趙高低聲道:「長公子在最後一天的夜裡寫下了答案。他說,直接自刎的做法,是不夠妥當的。」
「因為既然自己領兵在外,說明身邊的將領,大都肯定是自己的親信之人。如果自己死了,這些將領會不會因此心生不滿,到時候率軍作亂,甚至打著自己的名號聚眾謀反呢?」
「所以,他會在自刎之前,先安撫好將領們,以免他們心生不滿,率軍作亂。他願意以死成全大義,但也要確保邊軍不亂,朝廷安穩。」
贏政沉默了很久。
然後,他輕輕呼出一口氣,像是在壓抑什麼。
「就這些?」他問。
趙高:「是的。」
片刻後,贏政對自己說,算了,自己在期待什麼?
扶蘇能有如此回答,又有什麼奇怪呢?
被淳于越那樣的老師教了這麼多年,能想到「安撫將領」已經是進步了。
好在,自己現在已經修成了【山河潛龍訣】,能夠感覺到精神身體前所未有的好,就算是從頭開始培養帝國的繼承人,也不是不行。
腦海中,贏政閃過幾個兒子的面孔。
高、將閭、榮祿、子都、舜華、子衿、胡亥————最小的胡亥今年才十歲。
不急,慢慢來。
黑白學宮並沒有立馬招生。
太淵畢竟是道家的大宗師,這麼多年一直沒有廣泛收徒,如今辦了學宮,自然有不少人慕名送來家中子弟。

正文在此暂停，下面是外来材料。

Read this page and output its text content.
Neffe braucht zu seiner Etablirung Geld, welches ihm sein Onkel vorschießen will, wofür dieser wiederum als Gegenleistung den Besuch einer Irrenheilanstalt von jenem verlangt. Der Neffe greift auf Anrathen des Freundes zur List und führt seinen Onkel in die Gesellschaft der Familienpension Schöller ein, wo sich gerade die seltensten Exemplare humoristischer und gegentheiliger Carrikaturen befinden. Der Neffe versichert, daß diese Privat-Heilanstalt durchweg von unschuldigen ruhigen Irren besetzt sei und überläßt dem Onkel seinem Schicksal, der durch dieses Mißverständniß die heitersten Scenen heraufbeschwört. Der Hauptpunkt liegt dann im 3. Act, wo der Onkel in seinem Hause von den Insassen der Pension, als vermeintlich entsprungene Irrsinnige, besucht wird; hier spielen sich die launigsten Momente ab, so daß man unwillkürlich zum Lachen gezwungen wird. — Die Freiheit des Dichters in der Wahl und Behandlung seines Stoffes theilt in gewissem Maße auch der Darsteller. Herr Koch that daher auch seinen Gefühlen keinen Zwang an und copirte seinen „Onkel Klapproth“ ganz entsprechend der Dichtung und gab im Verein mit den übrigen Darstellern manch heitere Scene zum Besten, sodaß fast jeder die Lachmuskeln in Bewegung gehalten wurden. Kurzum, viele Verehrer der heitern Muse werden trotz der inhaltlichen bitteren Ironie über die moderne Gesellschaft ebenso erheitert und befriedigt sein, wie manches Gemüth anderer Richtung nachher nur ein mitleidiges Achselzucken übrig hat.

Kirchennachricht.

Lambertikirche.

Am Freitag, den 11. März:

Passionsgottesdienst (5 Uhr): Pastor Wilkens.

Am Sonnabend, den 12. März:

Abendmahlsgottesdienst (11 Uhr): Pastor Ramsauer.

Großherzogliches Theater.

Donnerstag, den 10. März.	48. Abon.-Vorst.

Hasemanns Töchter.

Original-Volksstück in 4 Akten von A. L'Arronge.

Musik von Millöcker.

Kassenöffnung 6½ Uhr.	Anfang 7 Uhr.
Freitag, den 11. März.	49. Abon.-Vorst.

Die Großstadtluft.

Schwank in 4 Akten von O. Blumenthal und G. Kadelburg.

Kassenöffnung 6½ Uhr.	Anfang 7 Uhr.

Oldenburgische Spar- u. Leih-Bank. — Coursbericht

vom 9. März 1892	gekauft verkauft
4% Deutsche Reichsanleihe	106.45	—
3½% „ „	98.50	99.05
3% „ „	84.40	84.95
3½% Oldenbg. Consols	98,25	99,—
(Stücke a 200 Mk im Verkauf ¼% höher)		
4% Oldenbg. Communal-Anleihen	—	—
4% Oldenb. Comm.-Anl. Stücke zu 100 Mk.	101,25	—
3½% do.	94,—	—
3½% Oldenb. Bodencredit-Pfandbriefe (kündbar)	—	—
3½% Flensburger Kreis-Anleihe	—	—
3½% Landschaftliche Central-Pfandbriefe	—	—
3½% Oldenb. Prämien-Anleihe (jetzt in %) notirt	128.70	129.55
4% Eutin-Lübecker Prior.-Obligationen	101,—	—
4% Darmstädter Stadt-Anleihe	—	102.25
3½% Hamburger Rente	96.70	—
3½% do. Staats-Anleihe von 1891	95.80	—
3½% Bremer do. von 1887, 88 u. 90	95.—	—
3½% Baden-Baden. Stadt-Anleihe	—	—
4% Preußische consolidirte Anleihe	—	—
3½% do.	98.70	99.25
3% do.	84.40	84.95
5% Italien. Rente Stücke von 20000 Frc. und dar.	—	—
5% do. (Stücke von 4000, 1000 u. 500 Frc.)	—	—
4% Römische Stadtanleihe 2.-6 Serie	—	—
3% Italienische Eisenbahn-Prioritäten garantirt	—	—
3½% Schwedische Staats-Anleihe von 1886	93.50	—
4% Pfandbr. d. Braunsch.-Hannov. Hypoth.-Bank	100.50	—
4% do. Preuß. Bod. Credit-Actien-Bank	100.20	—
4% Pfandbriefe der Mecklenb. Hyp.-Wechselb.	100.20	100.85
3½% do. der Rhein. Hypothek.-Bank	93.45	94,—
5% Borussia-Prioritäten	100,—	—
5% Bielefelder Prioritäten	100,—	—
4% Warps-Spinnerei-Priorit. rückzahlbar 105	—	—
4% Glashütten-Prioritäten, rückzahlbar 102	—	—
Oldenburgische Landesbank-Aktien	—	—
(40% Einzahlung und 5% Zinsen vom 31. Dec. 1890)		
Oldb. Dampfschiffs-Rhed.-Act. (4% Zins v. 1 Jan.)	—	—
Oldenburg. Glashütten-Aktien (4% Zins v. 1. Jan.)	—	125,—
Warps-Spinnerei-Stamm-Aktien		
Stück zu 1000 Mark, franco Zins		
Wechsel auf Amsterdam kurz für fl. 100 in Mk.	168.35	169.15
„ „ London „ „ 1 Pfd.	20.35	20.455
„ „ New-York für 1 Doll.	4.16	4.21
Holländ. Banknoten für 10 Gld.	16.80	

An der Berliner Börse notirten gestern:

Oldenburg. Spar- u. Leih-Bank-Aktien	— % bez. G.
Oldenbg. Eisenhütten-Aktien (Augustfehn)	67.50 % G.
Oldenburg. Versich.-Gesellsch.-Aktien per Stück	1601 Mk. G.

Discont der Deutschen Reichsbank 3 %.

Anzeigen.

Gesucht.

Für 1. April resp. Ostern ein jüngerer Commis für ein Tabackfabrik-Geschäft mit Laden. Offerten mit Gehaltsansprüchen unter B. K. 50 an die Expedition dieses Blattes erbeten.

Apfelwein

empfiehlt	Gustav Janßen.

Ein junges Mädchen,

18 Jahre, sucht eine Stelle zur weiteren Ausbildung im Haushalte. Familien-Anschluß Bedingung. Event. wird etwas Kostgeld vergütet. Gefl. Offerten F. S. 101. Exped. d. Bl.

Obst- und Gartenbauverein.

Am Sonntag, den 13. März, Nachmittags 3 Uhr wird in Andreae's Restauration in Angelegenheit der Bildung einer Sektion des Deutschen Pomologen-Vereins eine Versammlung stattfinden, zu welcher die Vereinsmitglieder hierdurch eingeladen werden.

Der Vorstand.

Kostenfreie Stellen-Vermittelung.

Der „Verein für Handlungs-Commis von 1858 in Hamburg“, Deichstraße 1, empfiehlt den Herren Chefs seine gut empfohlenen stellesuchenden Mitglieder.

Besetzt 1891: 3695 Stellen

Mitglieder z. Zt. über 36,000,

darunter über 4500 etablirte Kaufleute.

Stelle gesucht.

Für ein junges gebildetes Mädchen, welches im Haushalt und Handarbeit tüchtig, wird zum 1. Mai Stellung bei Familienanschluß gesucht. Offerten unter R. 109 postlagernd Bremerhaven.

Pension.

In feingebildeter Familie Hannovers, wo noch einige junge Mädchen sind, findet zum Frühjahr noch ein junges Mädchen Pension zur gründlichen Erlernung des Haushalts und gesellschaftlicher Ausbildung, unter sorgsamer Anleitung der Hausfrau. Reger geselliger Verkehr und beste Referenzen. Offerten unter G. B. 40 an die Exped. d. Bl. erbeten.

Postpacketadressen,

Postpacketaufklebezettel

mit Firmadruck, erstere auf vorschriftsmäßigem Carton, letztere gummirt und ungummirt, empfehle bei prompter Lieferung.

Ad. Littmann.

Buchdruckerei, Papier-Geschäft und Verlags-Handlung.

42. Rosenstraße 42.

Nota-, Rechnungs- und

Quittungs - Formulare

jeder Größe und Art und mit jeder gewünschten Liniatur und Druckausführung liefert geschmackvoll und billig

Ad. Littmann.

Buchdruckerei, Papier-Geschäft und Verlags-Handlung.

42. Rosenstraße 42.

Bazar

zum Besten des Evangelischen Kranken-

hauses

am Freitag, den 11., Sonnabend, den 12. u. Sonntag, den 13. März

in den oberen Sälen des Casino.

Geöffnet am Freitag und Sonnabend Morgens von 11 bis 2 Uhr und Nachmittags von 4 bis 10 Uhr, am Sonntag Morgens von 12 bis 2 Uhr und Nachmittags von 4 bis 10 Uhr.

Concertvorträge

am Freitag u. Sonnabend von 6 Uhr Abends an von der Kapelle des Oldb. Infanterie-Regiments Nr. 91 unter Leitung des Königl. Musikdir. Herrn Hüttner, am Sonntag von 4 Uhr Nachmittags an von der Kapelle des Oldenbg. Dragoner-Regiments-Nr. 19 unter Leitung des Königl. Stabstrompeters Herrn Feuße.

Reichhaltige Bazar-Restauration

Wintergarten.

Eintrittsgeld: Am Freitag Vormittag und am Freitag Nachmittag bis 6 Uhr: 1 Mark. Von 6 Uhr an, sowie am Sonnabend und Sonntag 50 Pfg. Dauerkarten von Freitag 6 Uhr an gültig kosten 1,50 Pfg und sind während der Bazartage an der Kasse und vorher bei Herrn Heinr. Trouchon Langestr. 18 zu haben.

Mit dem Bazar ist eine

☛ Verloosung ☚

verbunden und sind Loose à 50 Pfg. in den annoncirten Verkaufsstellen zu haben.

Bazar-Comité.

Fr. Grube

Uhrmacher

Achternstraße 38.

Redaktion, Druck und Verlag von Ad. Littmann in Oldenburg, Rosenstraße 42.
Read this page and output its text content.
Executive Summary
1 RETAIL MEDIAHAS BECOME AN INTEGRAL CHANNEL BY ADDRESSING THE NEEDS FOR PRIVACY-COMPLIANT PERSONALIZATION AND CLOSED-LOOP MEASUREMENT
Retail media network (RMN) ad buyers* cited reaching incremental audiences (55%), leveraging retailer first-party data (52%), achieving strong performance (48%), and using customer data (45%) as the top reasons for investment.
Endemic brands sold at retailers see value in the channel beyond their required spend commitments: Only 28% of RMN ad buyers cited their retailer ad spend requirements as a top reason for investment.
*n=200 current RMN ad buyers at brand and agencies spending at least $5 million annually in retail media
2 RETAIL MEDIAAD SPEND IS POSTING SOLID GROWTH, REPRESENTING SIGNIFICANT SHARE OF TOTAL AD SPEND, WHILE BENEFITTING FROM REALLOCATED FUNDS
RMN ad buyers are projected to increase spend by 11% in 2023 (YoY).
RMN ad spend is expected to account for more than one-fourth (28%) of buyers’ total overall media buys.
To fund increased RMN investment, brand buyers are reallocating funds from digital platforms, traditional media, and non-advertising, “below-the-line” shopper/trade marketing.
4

各地豪族、名士、甚至六國舊貴族的信函像雪片一樣飛來,有的托關係,有的送厚贏政:「————」
——
禮,有的乾脆帶著家中聰慧的兒女趕到長安鄉,但是太淵一概不見。
那些求見的人被曉夢擋在門外。
曉夢清冷道:「師父在閉關,誰都不見。至於招生的事,半年後才開始。想來的,先把這四本書讀透。」
太淵這次的黑白學宮,是為了配合他之後的勘測神州大地的計劃,所以,準備優先招收的是精通數術之人。
因此,他準備了幾本書,都是術數之道的入門。
《陰陽五行論》,講述陰陽消長、五行生剋制化、旺相休囚死。
《干支曆法通解》,包含十天干、十二地支、六十甲子、節氣、時辰、年月日時。
《河洛理數》,內容是河圖數、洛書九宮、先後天八卦方位與卦象、卦氣圖。
《象數啟蒙》,取象比類、萬物類象入門,從自然、人事、身體到器物之象。
然後,太淵讓曉夢找人抄錄,但想了想,還是直接一道念頭打入扶蘇腦中,是關於印刷術的流程,然後讓扶蘇去印書。
這四卷是術數之根基,陰陽五行、天干地支、河洛八卦,為後續一切推演打下基礎。
重在「背」與「悟」並行,同時結合日常事物練習取象。